Isaiah’s oracles have been stacking up for 65 chapters now. Layers of woe and consolation, warnings and punishment. The beginning of this chapter is subtitled, “the righteousness of God’s judgment.” It’s all been a bit weighty so far. So the conclusion is surprising.
All of this prophecy about God’s justice—its purpose all along is joy and delight.
I found a delightful twitter thread earlier this week, dozens of folks chiming in on their favorite nicknames for Mary the Mother of Jesus. There are a lot. Star of the Sea, Queen of Heaven, Cause of our Joy. Throne of Wisdom, Gate of Heaven, Tower of David. Health of the Sick, Our Lady of Light, Help of the Afflicted. The Mother of the New Creation who brings flowers and songs. The list goes on.
My favorite, though, is Untier of Knots. Perhaps, among other things, we can think of Mary, as John Gross suggested to us here at CHMF years ago—as an articulation of God’s identity, and our own, beyond the masculine, the King, the man in the sky.
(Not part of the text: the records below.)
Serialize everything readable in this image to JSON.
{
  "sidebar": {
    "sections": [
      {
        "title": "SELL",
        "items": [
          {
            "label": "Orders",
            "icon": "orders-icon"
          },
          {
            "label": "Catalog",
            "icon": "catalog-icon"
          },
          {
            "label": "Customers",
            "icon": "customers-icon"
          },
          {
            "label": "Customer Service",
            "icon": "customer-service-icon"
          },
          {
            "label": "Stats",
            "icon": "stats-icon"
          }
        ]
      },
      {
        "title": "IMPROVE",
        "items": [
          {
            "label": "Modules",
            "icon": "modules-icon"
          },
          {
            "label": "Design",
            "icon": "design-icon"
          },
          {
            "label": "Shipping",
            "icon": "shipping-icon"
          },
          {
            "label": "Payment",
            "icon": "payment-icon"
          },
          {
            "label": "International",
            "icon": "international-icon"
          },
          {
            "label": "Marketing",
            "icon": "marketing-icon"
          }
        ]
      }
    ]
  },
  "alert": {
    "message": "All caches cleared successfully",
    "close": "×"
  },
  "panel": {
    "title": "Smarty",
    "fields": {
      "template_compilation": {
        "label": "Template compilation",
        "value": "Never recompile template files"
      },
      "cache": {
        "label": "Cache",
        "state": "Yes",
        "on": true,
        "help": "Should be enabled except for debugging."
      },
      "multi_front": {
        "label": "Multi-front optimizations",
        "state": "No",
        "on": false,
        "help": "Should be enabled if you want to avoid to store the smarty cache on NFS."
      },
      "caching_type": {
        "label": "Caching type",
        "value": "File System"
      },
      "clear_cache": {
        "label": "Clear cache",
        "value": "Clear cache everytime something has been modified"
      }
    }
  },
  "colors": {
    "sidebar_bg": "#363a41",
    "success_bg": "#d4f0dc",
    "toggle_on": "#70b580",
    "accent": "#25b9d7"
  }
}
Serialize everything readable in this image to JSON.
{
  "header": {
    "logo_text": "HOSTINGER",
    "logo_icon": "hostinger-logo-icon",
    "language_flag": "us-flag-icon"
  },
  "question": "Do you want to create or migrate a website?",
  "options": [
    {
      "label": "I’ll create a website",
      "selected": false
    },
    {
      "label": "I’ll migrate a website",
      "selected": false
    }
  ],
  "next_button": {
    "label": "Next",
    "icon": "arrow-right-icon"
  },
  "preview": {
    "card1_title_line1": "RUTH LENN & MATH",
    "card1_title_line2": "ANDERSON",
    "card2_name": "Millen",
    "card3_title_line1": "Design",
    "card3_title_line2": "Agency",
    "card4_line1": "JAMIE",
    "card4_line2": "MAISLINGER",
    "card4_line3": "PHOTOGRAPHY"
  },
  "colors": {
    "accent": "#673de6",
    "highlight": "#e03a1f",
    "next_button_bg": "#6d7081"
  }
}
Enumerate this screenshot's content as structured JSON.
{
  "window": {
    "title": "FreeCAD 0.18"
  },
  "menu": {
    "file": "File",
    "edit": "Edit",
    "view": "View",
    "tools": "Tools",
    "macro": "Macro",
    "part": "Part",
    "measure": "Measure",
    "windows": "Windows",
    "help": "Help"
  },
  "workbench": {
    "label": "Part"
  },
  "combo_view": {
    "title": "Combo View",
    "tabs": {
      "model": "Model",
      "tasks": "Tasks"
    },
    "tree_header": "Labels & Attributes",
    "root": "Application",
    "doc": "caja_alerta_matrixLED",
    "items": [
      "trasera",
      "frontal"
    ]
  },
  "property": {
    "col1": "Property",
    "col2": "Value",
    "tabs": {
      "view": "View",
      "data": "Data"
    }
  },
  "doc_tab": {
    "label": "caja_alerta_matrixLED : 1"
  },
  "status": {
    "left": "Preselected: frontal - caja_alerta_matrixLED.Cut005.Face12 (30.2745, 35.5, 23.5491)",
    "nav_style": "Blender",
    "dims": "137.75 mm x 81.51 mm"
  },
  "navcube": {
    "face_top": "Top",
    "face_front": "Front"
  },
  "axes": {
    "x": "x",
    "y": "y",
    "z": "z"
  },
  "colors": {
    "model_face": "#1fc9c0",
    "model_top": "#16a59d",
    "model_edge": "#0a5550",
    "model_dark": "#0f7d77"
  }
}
I see God in these verses like Mary, untying knots. God holding our knotted-up world in her hands and carefully undoing all that have gone wrong. God placing hands on our own, guiding them as you would a child, showing us new ways to build houses, new ways to plant, new ways to work. Gods hands and our hands together crafting communities stretching into generations of shared shelter and meals and labor. Whose fruit is no less radical than the end of violence on the earth.
“Be glad and rejoice forever in what I am creating,” God tells us (65:18).
“Behold” (65:17).
This is the work of hands, the work of God’s hands, the work of our hands too. This is not a vision of heaven far away. These are God’s words to people here on earth, an invitation to receive and create in the here and now. This is no time for hypothetical sentimentality.
So I will share with you an earthy image of hands that I know. My friend Julia is a farmer, a creator, and a lover of justice. She works day after day in the garden, farming and planting, building soil, pulling out weeds. She doesn’t only work the land, but also works tirelessly to deconstruct racism and construct new economies. When I meet with her the green tinge of tomato vines and embedded streaks of dirt often remain etched in her skin even after she washes her hands. There are scratches across her palms, torn fingernails. I watch her wrap her hands around a glass as she chugs water. On good days there is a gleam of delight as she brushes her hair out of her eyes.
I love her hands. I love the work that she does and her determination. I love the ways she sows flowers and songs into the earth, alongside strawberries and garlic, kale and sweet potatoes. Hands that build up and tear down. Hands that create.
So I will imagine God’s hands, perhaps a bit like hers, as they busily, earthily fashion a joyful, delightful new heavens and earth. Reaching out to invite all of us to join in.
[1] Robert Alter, The Hebrew Bible: A translation with commentary, Vol 2, The Prophets (New York: W.W. Norton and Co., 2019), 840.